« C’est terrible de se dire qu’il faut rappeler l’importance de la fermeté », regrette le grand rabbin, commentant le message de fermeté adressé par la ministre de la Justice aux procureurs.
Dans ce texte qu’elle signe aujourd’hui, la ministre de la Justice demande aux procureurs « de mettre en place dans chaque parquet des dispositifs pour mieux saisir les plaintes, d’avoir une attitude spécifique face à la force probante d’un certain nombre de faits, parce qu’on ne traite pas les plaintes antisémites de la même manière qu’une autre plainte ». La lutte contre le racisme et l’antisémitisme est une priorité gouvernementale », a poursuivi la ministre, précisant qu’il y aura aussi « un référent » sur ces sujets dans chaque parquet.
Alors que la ministre de la Justice Nicole Belloubet va envoyer une circulaire à tous les procureurs pour les appeler à la fermeté dans les dossiers qui concernent le racisme et l’antisémitisme, le grand rabbin de France estime que « si on doit rappeler régulièrement la fermeté, c’est que l’on n’est pas convaincu de la chose ». Haïm Korsia a jugé sur franceinfo mardi 2 avril que « c’est terrible de se dire qu’il faut rappeler l’importance de la fermeté ».
franceinfo : Des croix gammées ont été retrouvées lundi 1er avril dans un cimetière du Morbihan. Quasiment pas une semaine ne passe sans un acte de ce genre : l’antisémitisme est-il aujourd’hui enraciné en France ?

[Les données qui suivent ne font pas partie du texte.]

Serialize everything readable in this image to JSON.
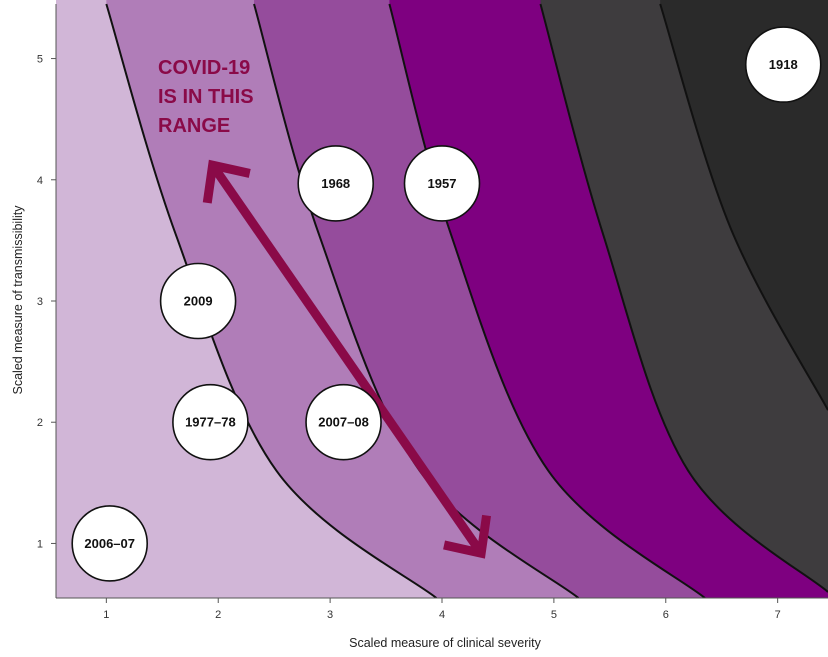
{
  "chart_data": {
    "type": "scatter",
    "xlabel": "Scaled measure of clinical severity",
    "ylabel": "Scaled measure of transmissibility",
    "xlim": [
      0.55,
      7.45
    ],
    "ylim": [
      0.55,
      5.45
    ],
    "x_ticks": [
      "1",
      "2",
      "3",
      "4",
      "5",
      "6",
      "7"
    ],
    "y_ticks": [
      "1",
      "2",
      "3",
      "4",
      "5"
    ],
    "grid": false,
    "background_bands": [
      {
        "color": "#d1b6d7"
      },
      {
        "color": "#b07db8"
      },
      {
        "color": "#954c9c"
      },
      {
        "color": "#7e0080"
      },
      {
        "color": "#3e3c3e"
      },
      {
        "color": "#2a2a2a"
      }
    ],
    "band_boundaries": [
      {
        "points": [
          [
            1.0,
            5.45
          ],
          [
            1.62,
            3.55
          ],
          [
            2.52,
            1.6
          ],
          [
            3.95,
            0.55
          ]
        ]
      },
      {
        "points": [
          [
            2.32,
            5.45
          ],
          [
            2.9,
            3.55
          ],
          [
            3.8,
            1.6
          ],
          [
            5.22,
            0.55
          ]
        ]
      },
      {
        "points": [
          [
            3.53,
            5.45
          ],
          [
            4.08,
            3.55
          ],
          [
            4.95,
            1.6
          ],
          [
            6.35,
            0.55
          ]
        ]
      },
      {
        "points": [
          [
            4.88,
            5.45
          ],
          [
            5.44,
            3.55
          ],
          [
            6.2,
            1.6
          ],
          [
            7.45,
            0.6
          ]
        ]
      },
      {
        "points": [
          [
            5.95,
            5.45
          ],
          [
            6.58,
            3.6
          ],
          [
            7.45,
            2.1
          ]
        ]
      }
    ],
    "points": [
      {
        "label": "1918",
        "x": 7.05,
        "y": 4.95
      },
      {
        "label": "1968",
        "x": 3.05,
        "y": 3.97
      },
      {
        "label": "1957",
        "x": 4.0,
        "y": 3.97
      },
      {
        "label": "2009",
        "x": 1.82,
        "y": 3.0
      },
      {
        "label": "1977–78",
        "x": 1.93,
        "y": 2.0
      },
      {
        "label": "2007–08",
        "x": 3.12,
        "y": 2.0
      },
      {
        "label": "2006–07",
        "x": 1.03,
        "y": 1.0
      }
    ],
    "annotation": {
      "lines": [
        "COVID-19",
        "IS IN THIS",
        "RANGE"
      ],
      "color": "#8a0a48",
      "arrow_from": [
        1.95,
        4.12
      ],
      "arrow_to": [
        4.35,
        0.92
      ]
    }
  }
}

Haïm Korsia : Il est l’expression d’une haine profonde. Un homme de 63 ans a été arrêté récemment en flagrant délit, après avoir fait des tags antisémites et des croix gammées. On lui demande pourquoi. Il répond qu’il avait envie d’écrire « Macron démission » mais qu’il n’avait pas le temps, donc il a fait une croix gammée. Comme si la haine des juifs symbolisait la haine de toute la société, la haine de l’autre. Le drame est que cette personne n’a été condamnée qu’à six mois de prison avec sursis, c’est-à-dire rien. C’est terrible de se dire qu’on lance un combat contre une haine profonde, pour la déraciner, avec la réalité de sanctions très faibles. C’est un signal indirect qui veut dire que ce n’est pas si grave que ça. Je compare la haine antisémite et le racisme en général à une forme de terrorisme : celui qui met une croix gammée, c’est une façon de vouloir nous faire peur, donc c’est du terrorisme. Le racisme et l’antisémitisme, c’est du terrorisme.
Nicole Belloubet va donc envoyer une circulaire à tous les procureurs pour les appeler à la fermeté dans ce type de dossier. Ça peut changer les choses pour vous ?
Ça devrait changer les choses, mais c’est terrible de se dire qu’il faille rappeler l’importance de la fermeté. A un moment, quand on décide de faire une action commune pour éradiquer un mal de l’ensemble de la société, si on doit rappeler régulièrement la fermeté c’est que l’on n’est pas convaincu de la chose. Il y a une sorte d’habitude et c’est ça qui est terrifiant. Il faut que la mobilisation de l’ensemble des services de l’Etat soit sans faille.
La question ne se pose-t-elle pas avec encore plus de vigueur sur les réseaux sociaux ?
Cette haine permanente qui est encouragée par l’anonymat d’internet fait qu’on se retrouve à être haineux sur les réseaux sociaux, c’est-à-dire dans un monde virtuel. Et quand on revient dans le monde normal, cette haine, on n’arrive plus à l’éradiquer. Il faut pouvoir sanctionner les hébergeurs : je n’arrive pas à croire que des réseaux sociaux comme Facebook soient capables d’enlever La Liberté guidant le peuple, le tableau d’Eugène Delacroix, parce qu’on voit un petit bout de sein, alors qu’ils ne peuvent pas enlever des messages de haine violente, avec une haine insultante pour les valeurs que nous portons dans la République.